Thursday, November 27, 2008

For the first time in decades, Gary and I are home for Thanksgiving.

Now, I understand why so many people look forward to Thanksgiving.

You get to sleep in your own bed. You get to wake up in your own house. You get to have your own routine.

For over a decade, Gary and I have tromped to each other's families homes for the holidays, sleeping on shitty mattresses, and eating at the kids' card tables. Worse, we negotiated every single holiday, almost as if we were in NATO.

Who would get Thanksgiving Day, and who would get the doomed Saturday after?

In the beginning, Gary and I tried to be equitable. We even flipped a coin.

"Heads!" Gary yelled, as the coin spun in the air.

"Fuck! Fuck! Fuck!" I yelled, as the coin bounced and then rolled to a stop on our wood floor.

"We'll see if his mother enjoys celebrating Christmas in February then," my mother told me, when I informed her she would get the wrong-day Thanksgiving. "A Saturday Thanksgiving is like a leper Thanksgiving."

Why do Gary and I perform this intricate holiday tango?

Gay guilt.

We still hold onto the guilt that we are not exactly what our parents wanted. We still bend over backwards to make sure their lives, and, especially, their holidays, are perfect. We sacrifice our own sanity, juggling our worlds and two dogs and hundreds of miles of driving, to gorge and go.

"Just adopt a kid," one of our best friends told me. "It's pretty much the reason I wanted children. It puts a kibosh on all the holiday insanity. Now, we stay for an hour, and bolt. We always have an out: 'Kid's tired. Kid's colicky. Kid wants to watch a DVD at the neighbor's.'"

Finally, this year, Gary and I stood up for ourselves.

We lied.

"We have to work Wednesday and Friday. We can't get away. But we love you."

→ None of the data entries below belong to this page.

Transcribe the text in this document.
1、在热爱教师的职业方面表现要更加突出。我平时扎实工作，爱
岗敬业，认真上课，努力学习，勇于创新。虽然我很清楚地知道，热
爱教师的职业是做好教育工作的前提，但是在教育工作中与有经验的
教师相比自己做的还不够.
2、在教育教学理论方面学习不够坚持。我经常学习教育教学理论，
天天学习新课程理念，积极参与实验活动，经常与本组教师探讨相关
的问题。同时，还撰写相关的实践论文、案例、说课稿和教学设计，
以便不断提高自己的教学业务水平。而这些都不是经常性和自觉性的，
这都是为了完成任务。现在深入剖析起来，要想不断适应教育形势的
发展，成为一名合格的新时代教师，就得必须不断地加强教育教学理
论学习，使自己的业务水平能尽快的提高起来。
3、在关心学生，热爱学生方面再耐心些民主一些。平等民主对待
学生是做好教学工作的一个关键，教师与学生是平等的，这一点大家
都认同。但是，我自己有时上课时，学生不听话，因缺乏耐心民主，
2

I'm a writer. Gary's an innkeeper. We're not exactly Henry Paulson. No one really needs us that bad this week.

The end result?

Guilt ended up winning.

Still the same: Three Thanksgivings.

Yes, we felt so guilty about not seeing our families on Thanksgiving, that we spent a leper Thanksgiving with my parents last week, and we will spend a leper Thanksgiving with Gary's parents this weekend. But, at least, this time they are coming here. To our house. And they will eat our food. And we will continue our routine.

And, just for today, we got to wake up late, walk the dogs on our land, watch wild turkey roam the woods, and later this afternoon we will enjoy a wonderful feast with great friends.

My mom called a little while ago. She was watching the Macy's Thanksgiving Parade, a tradition Gary and I have continued. In fact, Gary looks forward to high-kicking with the Rockettes every year.

"We miss you on Thanksgiving Day," she said.

And my heart busted a little.

Right down the middle.

"But I'm sure we'll see you on Christmas."

Ahh, guilt.

It's the holiday gift that keeps on giving.

"Where's a quarter?" I yelled to Gary, after I hung up with my mom.

"Heads!" Gary yelled, as the coin rotated in mid-air.

"Fuck! Fuck! Fuck!" I screamed, as it hit the floor and then rolled to a stop.